Work on the economic/political theory of the firm (fifth subproject) problematized the influential state/firm analogy which political theorists have long relied upon to theorize corporate power. Moreover, it has developed a novel normative account of worker resistance through the analysis of shirking, individual/collective resistance, and labor rights. Finally, it developed proposals for new governance mechanisms to democratize social media corporations through purpose reform and citizen assemblies, as well as an examination of the normative implications of a political account of corporate power for antitrust law.

Exploitation and dissemination: Various events were organized for dissemination. First, due to the Corona pandemic, a series of online speaker events was held in 2020-2022 which attracted a good number of participants (video registrations on the website). After that, three larger (on-site) workshops where scholars presented work in progress (March and May 2022, June 2023), and a Final Conference (May 2025); as well as a range of smaller events. These connected participants from a variety of disciplines to the project team. Further disseminations happened when team members have been on research visits to universities at Sankt Gallen (Switzerland), Oxford (UK), Brown University, (USA), Princeton (US), Barcelona (Spain). The final stage of dissemination is in the publications in the academic literature. To date, 45 publications have been published or accepted (with 20+ still under review), appearing in academic journals such ‘Journal of Politics’, ‘Journal of Law and Political Economy’ and ‘Journal of Business Ethics’. Finally, two dissertations were successfully defended (available open access).

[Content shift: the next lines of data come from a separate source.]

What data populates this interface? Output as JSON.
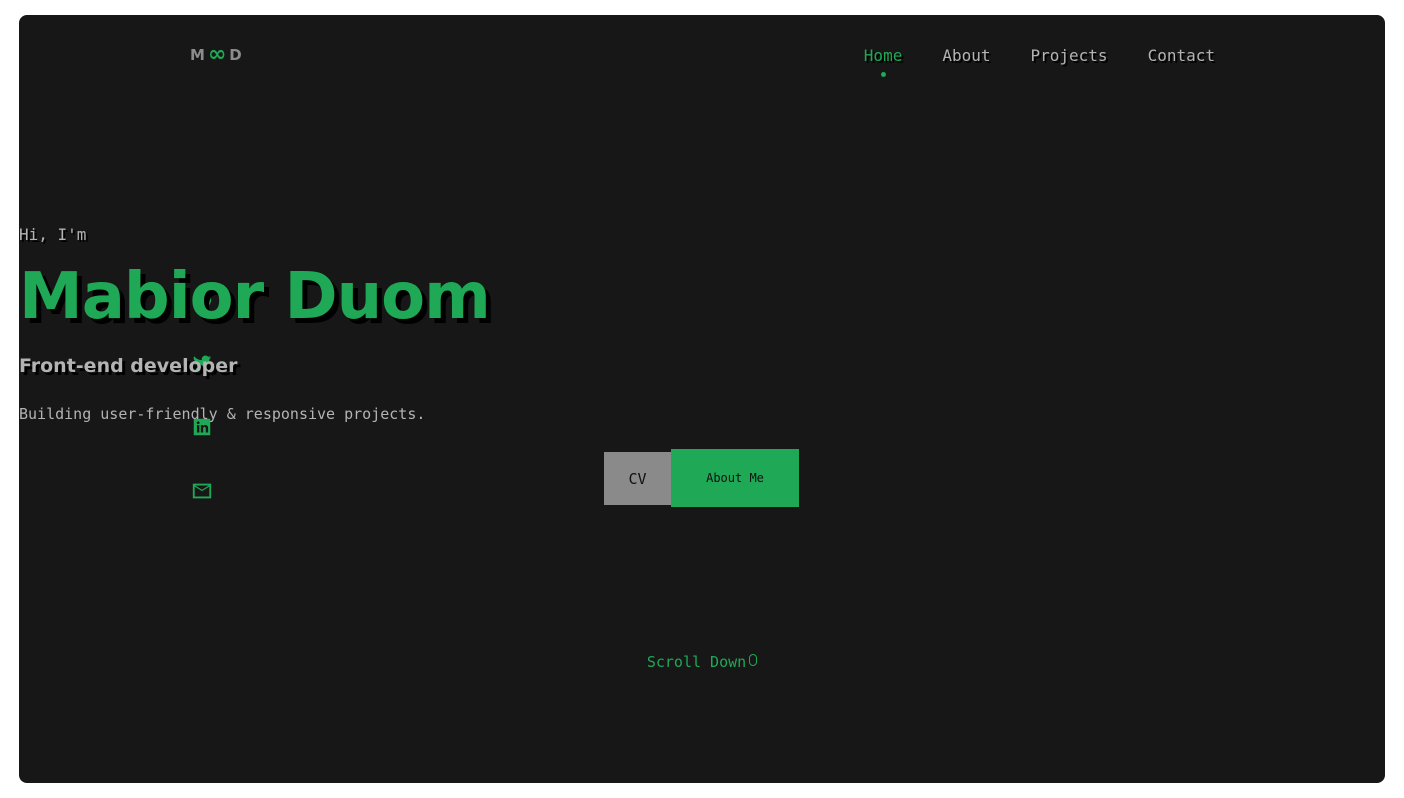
{
  "logo": {
    "left": "M",
    "middle": "∞",
    "right": "D"
  },
  "nav": {
    "items": [
      {
        "label": "Home",
        "active": true
      },
      {
        "label": "About",
        "active": false
      },
      {
        "label": "Projects",
        "active": false
      },
      {
        "label": "Contact",
        "active": false
      }
    ]
  },
  "hero": {
    "greeting": "Hi, I'm",
    "name": "Mabior Duom",
    "role": "Front-end developer",
    "tagline": "Building user-friendly & responsive projects.",
    "cv_label": "CV",
    "about_label": "About Me",
    "scroll_label": "Scroll Down"
  },
  "socials": [
    "github-icon",
    "twitter-icon",
    "linkedin-icon",
    "email-icon"
  ],
  "colors": {
    "accent": "#1fa855",
    "background": "#171717",
    "text": "#b3b3b3"
  }
}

The following is a non-exhaustive list of some of the key philosophical achievements of the project, that have pushed the state-of-the-art in the philosophical literature forward. First, it developed a concession theory which makes space for incorporators’ private purposes (i.e. a key contractualist element) in starting a corporation. On this basis, it proposed to integrate the analysis of market failures (especially externalities) into concession theory. This resulted in a rejection of both mono-fiduciary theories of corporate duties (prevalent in the economic literature) as well as unstructured multi-fiduciary duties (prevalent in stakeholder theory); and an endorsement of alternative (non-shareholder-oriented) modes of ownership for corporations. Second, in its democratic theory branch, the project questioned the basic conviction that motivates much of the literature in the workplace democracy literature in political theory, namely that workers (and only workers) are to be enfranchised in democratization because they are subjected to corporate rules. Based on the general literature on the all-affected principle, it argued that workplace democratization does not only mean giving voice to workers but giving voice to a wide range of people involved with the corporation. Third, in the social justice component of the project, the dominant assumption in the structural injustice literature of the separation of political and legal responsibility was challenged. As a consequence, a new way of holding corporations accountable for their contribution to structural injustice in the form of legal action and class-action lawsuits was brought into both structural injustice and business ethics literatures.